Es geht alles ganz schnell und in Echtzeit: Nur wenige Sekunden dauert es, um ein Video oder Foto auf Snapchat hochzuladen. Anders als bei Facebook oder Instagram ist es dabei egal, wie man aussieht: Schließlich ist das Foto schon nach zehn Sekunden wieder gelöscht und auf immer verschwunden. Zumindest vermeintlich, ignoriert man wie die meisten Nutzer die Geschäftsbedingungen für das Netzwerk. Denn ähnlich wie bei den Konkurrenten werden die Daten auf internen Servern gespeichert und eventuell für Werbemaßnahmen verwendet. Doch den meisten Nutzern scheint das egal, solange niemand Bekanntes wie etwa der kommende Arbeitgeber oder die Eltern darauf Zugriff haben. Snapchat spielt mit dem Reiz des Vergänglichen – und hat das Image der Exklusivität bei der derzeit wichtigsten Zielgruppe: den Jugendlichen.

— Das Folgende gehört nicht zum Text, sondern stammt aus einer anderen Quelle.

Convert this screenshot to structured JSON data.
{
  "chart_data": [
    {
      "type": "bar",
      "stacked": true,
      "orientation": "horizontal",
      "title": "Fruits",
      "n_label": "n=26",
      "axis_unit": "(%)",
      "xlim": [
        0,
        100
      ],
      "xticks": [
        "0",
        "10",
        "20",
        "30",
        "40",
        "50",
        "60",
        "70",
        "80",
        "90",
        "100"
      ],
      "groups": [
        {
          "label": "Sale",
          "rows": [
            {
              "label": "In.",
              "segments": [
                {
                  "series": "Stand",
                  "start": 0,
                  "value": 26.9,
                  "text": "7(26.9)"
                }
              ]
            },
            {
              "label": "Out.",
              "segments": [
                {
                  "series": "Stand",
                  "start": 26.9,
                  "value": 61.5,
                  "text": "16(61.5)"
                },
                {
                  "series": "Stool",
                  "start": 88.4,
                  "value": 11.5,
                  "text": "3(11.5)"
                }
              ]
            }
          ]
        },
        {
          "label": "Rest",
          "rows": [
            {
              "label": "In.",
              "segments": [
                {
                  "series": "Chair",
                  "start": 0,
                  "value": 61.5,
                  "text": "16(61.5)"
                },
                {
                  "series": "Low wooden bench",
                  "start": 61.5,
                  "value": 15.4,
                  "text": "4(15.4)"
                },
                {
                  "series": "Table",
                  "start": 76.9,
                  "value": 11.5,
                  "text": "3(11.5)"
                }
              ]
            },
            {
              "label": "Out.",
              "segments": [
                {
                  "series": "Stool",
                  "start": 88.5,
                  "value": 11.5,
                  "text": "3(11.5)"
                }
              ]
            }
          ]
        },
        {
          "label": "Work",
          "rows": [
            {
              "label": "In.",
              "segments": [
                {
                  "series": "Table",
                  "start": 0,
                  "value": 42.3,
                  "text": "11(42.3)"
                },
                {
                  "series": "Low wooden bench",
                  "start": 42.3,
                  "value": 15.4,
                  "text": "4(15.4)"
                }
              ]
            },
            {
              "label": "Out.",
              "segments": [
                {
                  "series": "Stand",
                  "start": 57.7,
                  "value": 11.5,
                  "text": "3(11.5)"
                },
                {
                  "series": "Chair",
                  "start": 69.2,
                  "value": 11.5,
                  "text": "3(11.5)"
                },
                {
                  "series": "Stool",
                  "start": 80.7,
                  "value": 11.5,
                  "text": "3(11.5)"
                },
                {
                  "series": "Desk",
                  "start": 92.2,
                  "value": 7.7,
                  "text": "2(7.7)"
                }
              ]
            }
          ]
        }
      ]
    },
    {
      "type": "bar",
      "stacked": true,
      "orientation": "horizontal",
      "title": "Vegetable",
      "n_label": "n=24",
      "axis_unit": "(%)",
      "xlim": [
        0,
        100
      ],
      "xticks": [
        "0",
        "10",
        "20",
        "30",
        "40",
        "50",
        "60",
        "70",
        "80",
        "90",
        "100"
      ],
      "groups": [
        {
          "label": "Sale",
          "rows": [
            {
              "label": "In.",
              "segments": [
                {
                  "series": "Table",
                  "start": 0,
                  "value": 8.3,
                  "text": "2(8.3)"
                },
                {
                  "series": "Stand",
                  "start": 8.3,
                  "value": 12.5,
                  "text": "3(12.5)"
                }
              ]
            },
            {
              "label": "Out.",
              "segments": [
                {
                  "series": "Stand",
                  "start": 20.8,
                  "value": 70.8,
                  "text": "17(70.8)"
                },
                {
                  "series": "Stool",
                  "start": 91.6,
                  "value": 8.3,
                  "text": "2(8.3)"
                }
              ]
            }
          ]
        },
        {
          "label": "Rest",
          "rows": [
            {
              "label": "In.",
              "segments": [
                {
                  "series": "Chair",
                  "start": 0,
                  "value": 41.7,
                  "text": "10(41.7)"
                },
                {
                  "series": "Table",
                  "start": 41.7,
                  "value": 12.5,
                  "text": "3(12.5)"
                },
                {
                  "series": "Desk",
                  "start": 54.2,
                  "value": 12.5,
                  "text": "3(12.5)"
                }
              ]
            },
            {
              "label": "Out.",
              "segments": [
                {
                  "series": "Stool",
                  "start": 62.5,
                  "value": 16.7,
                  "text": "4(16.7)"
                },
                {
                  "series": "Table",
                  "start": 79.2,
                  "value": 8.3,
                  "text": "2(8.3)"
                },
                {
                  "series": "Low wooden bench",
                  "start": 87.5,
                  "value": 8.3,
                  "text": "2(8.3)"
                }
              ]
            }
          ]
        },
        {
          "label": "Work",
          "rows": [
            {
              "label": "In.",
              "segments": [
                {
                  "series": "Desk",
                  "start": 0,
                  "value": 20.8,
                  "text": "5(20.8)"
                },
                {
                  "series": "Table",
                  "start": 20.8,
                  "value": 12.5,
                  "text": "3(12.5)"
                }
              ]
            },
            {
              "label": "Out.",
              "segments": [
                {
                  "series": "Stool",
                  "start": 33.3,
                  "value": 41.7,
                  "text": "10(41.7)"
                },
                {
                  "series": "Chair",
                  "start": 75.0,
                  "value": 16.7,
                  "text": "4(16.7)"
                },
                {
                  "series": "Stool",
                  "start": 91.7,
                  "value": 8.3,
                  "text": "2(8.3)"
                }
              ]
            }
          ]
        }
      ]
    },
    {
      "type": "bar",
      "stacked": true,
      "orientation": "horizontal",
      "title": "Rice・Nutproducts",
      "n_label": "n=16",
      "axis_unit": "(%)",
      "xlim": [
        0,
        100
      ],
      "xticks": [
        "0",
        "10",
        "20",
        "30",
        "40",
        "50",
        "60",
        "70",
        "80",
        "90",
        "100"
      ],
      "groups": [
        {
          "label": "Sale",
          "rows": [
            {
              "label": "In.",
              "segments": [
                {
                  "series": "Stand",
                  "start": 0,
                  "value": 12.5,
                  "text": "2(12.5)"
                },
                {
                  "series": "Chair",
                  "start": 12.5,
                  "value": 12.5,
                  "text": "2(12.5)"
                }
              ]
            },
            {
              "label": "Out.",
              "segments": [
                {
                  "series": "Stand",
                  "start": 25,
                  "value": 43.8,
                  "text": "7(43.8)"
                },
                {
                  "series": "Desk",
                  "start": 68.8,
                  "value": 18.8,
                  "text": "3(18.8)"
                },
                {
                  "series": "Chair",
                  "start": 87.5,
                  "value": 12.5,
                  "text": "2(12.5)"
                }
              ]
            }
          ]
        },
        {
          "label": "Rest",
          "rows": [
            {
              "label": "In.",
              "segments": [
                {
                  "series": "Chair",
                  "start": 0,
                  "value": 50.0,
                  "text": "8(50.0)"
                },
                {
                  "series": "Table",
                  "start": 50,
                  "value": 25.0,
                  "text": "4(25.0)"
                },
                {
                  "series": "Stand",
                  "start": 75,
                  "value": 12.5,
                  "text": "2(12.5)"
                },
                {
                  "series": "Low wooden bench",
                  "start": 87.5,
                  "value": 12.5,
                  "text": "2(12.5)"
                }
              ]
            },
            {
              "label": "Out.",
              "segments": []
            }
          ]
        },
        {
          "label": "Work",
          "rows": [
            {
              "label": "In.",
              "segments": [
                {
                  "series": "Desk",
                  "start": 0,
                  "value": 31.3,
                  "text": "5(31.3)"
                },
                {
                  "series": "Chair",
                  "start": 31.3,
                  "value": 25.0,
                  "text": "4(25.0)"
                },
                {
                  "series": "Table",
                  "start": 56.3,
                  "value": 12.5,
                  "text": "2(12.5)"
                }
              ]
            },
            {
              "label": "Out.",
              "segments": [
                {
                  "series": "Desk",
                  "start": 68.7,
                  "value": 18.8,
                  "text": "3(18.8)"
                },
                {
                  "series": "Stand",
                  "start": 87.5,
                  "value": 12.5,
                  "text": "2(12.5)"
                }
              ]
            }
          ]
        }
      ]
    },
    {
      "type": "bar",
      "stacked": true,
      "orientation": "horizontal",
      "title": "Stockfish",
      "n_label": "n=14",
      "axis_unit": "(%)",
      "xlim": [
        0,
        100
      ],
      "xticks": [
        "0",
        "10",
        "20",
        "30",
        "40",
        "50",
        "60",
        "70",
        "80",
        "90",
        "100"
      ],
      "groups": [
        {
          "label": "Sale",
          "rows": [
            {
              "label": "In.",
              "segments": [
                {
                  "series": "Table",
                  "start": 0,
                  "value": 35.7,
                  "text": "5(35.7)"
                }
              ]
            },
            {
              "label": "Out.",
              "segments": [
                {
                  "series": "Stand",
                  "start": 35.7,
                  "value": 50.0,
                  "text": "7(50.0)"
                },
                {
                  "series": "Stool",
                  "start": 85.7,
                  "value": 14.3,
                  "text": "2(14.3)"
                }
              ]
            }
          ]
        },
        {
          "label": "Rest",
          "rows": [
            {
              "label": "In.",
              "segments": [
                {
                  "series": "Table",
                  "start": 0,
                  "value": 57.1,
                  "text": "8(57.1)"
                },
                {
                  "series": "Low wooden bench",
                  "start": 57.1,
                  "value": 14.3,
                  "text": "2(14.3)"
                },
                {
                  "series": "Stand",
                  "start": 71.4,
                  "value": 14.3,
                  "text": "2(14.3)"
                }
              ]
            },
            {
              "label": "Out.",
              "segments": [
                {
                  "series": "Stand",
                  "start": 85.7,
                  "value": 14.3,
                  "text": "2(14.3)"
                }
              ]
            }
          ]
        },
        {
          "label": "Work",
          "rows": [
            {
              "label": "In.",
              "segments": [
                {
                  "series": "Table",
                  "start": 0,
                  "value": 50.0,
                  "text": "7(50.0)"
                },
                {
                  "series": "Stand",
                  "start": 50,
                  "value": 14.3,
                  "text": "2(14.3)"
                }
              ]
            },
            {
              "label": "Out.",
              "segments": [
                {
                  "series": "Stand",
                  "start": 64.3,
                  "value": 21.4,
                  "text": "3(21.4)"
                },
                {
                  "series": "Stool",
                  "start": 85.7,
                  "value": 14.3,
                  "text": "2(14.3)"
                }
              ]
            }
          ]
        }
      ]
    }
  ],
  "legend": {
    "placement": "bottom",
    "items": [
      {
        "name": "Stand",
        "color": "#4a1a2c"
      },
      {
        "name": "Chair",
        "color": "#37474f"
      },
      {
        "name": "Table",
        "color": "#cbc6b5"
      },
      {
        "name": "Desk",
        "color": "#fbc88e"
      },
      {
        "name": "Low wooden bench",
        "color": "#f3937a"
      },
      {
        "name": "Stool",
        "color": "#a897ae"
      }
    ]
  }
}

Rund die Hälfte der Snapchatnutzer ist Schätzungen zufolge zwischen 18 und 24 Jahren alt. Und der Rest ist tendentiell jünger. Während sich (erwachsene) Brancheninsider und Experten gerade beinahe darin überbieten zu betonen, dass sie den Hype um den Dienst nicht nachvollziehen können, scheint gerade das den Dienst für die Jugendlichen so attraktiv zu machen. Man muss keine Angst haben, dass Mama einem eine Freundschaftsanfrage schickt. Einer Umfrage der Zeitschrift Bravo zufolge hat Snapchat daher in der Gruppe der 10- bis 19-Jährigen sogar schon Facebook überholt. So ist die Anwendung mittlerweile bei 35 Prozent der Befragten im Einsatz, Facebook kam hingegen nur noch auf 32 Prozent. Der Nimbus der vermeintlich schwierigen Anwendung beschert den jüngeren Nutzern einen eigenen digitalen Rückzugsraum und dem Unternehmen selbst rasant wachsende Nutzerzahlen.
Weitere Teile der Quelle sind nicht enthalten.